The width of one level is defined as the length between the end-nodes (the leftmost and rightmost non-null nodes), where the null nodes between the end-nodes are also counted into the length calculation.
It is guaranteed that the answer will in the range of 32-bit signed integer.
Example 1:
Input: root = [1,3,2,5,3,null,9] Output: 4 Explanation: The maximum width existing in the third level with the length 4 (5,3,null,9).
Example 2:
Input: root = [1,3,null,5,3] Output: 2 Explanation: The maximum width existing in the third level with the length 2 (5,3).
Example 3:
Input: root = [1,3,2,5] Output: 2 Explanation: The maximum width existing in the second level with the length 2 (3,2).
Example 4:
Input: root = [1,3,2,5,null,null,9,6,null,null,7] Output: 8 Explanation: The maximum width existing in the fourth level with the length 8 (6,null,null,null,null,null,null,7).
Constraints:
[1, 3000]
.-100 <= Node.val <= 100
The description was taken from
https://leetcode.com/problems/maximum-width-of-binary-tree/.
#O(N) Time, O(N) Space
class Solution:
def widthOfBinaryTree(self, root: TreeNode) -> int:
def bfs(root:TreeNode) -> int:
max_width = 0
queue = collections.deque([(root, 1)])
while queue:
layer = len(queue)
_, left = queue[0]
_, right = queue[-1]
max_width = max(max_width, right - left + 1)
for _ in range(layer):
node, index = queue.popleft()
if node.left:
queue.append((node.left, 2 * index))
if node.right:
queue.append((node.right, 2 * index + 1))
return max_width
return bfs(root)
Since we know we're dealing with the width of a binary tree, that is a good hint that a Breadth-First Search is a good approach to use so that we can search the tree level by level.
However, there is a trick to this problem. In order to not have to append null values, we can calculate the index of each child node by multiplying the current index by two for a left child node, or the current index by two, plus one, for a right child node. This way, we only have non-null values in our queue.
Let's start by creating our bfs
function that will take a root node to begin the search.
def bfs(root:TreeNode) -> int:
In our function, we will initialize a width counter and a queue, with the initial index of the root.
max_width = 0
queue = collections.deque([(root, 1)])
Next, we will make a loop that we will use to traverse each layer of the tree that will run until there are no more layers of nodes to process.
while queue:
At the beginning of each iteration, before processing any nodes, we will get a quick count of how many nodes are in the layer to know the number of nodes we need to visit.
layer = len(queue)
Since we aren't adding any null values to our queue, we can't use this value to calculate the width. To do that, we will peek at the index of the most-left node in our queue, subtract that by the index of the most-right node in our queue, then add one.
_, left = queue[0]
_, right = queue[-1]
max_width = max(max_width, right - left + 1)
We are calculating the width, not the distance, so that is why we add one in the calculation.
If we had this tree below, the width of the second layer would be two. If we just calculated the distance, we would get one, so we need to add two to get the width.

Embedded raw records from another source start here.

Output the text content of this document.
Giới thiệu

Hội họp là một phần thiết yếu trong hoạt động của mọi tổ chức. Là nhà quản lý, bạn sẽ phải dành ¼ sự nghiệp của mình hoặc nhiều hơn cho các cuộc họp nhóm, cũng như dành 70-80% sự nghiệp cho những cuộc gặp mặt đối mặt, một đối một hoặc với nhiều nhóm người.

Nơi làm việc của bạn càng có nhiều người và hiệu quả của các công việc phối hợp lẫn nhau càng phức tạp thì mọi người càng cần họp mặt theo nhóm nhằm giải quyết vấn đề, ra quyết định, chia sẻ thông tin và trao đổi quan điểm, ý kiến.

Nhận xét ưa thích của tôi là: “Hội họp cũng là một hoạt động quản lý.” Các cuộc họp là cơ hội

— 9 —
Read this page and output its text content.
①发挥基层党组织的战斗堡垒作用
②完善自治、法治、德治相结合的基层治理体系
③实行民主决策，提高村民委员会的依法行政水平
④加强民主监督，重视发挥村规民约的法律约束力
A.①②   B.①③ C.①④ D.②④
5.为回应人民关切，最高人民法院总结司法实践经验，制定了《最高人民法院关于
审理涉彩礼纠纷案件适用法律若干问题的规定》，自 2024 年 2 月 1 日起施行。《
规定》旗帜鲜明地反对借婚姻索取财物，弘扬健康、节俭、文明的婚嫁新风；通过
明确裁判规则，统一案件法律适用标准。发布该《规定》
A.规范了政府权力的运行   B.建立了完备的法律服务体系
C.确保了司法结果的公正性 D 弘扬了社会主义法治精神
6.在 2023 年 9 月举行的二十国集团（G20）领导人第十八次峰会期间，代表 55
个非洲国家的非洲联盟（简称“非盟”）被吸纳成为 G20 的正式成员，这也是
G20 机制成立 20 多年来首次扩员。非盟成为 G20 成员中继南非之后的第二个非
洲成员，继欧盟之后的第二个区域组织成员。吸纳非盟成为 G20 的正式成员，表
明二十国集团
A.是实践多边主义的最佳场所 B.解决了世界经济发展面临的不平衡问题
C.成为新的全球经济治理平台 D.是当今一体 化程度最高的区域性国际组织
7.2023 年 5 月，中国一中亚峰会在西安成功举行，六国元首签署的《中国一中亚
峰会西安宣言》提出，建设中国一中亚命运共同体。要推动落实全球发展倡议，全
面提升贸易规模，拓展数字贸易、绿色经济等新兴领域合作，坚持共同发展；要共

After getting the width of the current layer, we will go through the layer and pop off each node from the queue along with their index values.
for _ in range(layer):
node, index = queue.popleft()
If the node we just popped off has a left node, we will push it into the queue with the index value of the current node's index multiplied by two.
if node.left:
queue.append((node.left, 2 * index))
If the node we just popped off has a right node, we will push it into the queue with the index value of the current node's index multiplied by two, plus one.
if node.right:
queue.append((node.right, 2 * index + 1))
Going back to the example of this small tree below, the root would be index one.
We can calculate that the left child would be index two because two multiplied by one is two.
We can calculate that the right child would be index three because two multiplied by one, plus one, is three.
After we have broken from the loop because there are were more layers to process, we will return the maximum width that we calculated.
return max_width
With the bfs
function built, all there is to do now is to make the initial function call from the root.
return bfs(root)